シャッター速度優先AEだと、常時絞り開放F/1.8、ISO感度8000になってたんで、このレンズじゃないとまずかったというか、今回は本当にギリギリ崖っぷちだったなぁと。


スマトラトラの夜間撮影でボルテージが最高潮に上がりましたが、他の動物たちも色々撮れました。

夜の闇を背景にして、ゆっくり休んでいるシロクマ。

どこに行っても、新鮮な空気に満ちた時間でしたね。


ライトアップされた、雨の猿山の風景!!

EOS 7D Mark2は、過酷な状況の撮影で真価を発揮するのですが、それほどのカメラであるから、逆に言うとどんな撮影も余裕で対応してれますね。


雨の夜のズーパラダイス、その園内風景は「夏の夜の夢」みたいな感じでとても貴重なので、動物だけではなく風景もどんどん撮っています。


なんと、レッサーパンダのところで、夜のおやつタイムが開催されていました。

個人的には柴犬に次いで、この世で二番目にかわいい動物の地位に昇り詰めているのがレッサーパンダさん。

貴重な美しい夜景も見られる上に、レッサーパンダのかわいい姿まで!? 夢の国かここは。


なんか、レッサーパンダが柴犬や猫とかを遥かに超える勢いでマイペースで面白い。

大好物のおやつを飼育員さんがあげようとしたら、最初は「いらない」って感じで拒否したのに、フェイントですぐにおやつを急にグイグイ欲しがって、飼育員さんも「なんで最初いらないって言ったのー?」って思わず大弱りしてしまった、というコントみたいな流れがありました。


レッサーパンダかわいいなぁ。

ほぼ人間なんか眼中にない勢いの常時マイペースっぷりがまた魅力。

50mmの画角も、今回本当にジャストではまりました。


セルコホームズーパラダイスの限定イベント「ナイトズージアム」は、雨でしたが、想像を超える良い風景が沢山見られて最高でした。

また行きたい!!

あと、雨ということで、雨の夜ならではの景色が撮れたというのもありますが、EOS 7D Mark2の本当の凄さの片鱗でも味わう事が出来て、このカメラにベッタベタに惚れ直ししてしまいました!!

このカメラはグレートカメラだ!!


■雨で濡れた機材の手入れ

ちなみに、雨で濡れた機材の手入れですが、水道水を含ませたタオルで全てを拭いて、さらにからぶきします。

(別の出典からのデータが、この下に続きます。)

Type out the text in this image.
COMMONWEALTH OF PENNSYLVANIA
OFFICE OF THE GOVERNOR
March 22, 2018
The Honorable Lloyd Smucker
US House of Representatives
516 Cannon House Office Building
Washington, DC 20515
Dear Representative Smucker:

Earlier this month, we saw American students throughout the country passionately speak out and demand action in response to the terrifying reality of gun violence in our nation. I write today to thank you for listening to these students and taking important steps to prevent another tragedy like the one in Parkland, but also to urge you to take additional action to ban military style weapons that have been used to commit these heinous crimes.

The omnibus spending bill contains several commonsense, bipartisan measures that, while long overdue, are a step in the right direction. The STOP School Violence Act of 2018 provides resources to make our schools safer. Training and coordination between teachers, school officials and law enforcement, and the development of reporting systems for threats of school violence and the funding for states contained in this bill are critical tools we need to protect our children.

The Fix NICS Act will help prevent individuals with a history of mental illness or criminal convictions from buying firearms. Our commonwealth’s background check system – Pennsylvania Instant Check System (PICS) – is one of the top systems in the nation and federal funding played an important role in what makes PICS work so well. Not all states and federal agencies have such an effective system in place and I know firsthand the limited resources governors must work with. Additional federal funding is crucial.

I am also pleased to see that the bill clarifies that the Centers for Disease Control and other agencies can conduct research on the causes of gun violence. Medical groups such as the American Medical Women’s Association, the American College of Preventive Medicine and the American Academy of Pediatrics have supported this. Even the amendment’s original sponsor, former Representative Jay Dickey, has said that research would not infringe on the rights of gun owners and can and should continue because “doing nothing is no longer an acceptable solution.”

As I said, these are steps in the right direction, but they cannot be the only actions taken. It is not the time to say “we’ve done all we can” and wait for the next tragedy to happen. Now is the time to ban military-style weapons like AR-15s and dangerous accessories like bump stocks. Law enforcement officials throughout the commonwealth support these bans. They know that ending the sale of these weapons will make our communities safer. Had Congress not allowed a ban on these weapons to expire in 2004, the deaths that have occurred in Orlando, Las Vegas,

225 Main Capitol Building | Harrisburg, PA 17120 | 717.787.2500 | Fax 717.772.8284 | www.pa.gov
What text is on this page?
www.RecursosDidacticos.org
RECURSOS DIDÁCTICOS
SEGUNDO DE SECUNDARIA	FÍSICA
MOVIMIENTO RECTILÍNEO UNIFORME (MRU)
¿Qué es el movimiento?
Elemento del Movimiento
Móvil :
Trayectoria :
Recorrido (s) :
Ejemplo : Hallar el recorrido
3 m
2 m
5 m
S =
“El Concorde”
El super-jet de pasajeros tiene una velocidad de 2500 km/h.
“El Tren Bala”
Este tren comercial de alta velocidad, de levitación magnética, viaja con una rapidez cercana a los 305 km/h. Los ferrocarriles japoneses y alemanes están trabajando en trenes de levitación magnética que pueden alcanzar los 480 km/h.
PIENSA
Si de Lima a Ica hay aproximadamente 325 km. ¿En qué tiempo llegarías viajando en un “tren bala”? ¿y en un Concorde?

その後は、除湿剤を沢山入れたドライボックスの中に機材を入れて、だいたい一昼夜から、時間的な余裕があれば2、3日は乾燥させます。

最初は、ドライボックスの湿度メーターが一気にウェットになり、一昼夜くらいでベストに戻って来るさまが面白い。

ただ、雨はやはり大敵。

雨がカメラに入って、ショートとかは非常にまずいので、そもそも濡れないように対策するのがまず第一番かなぁと。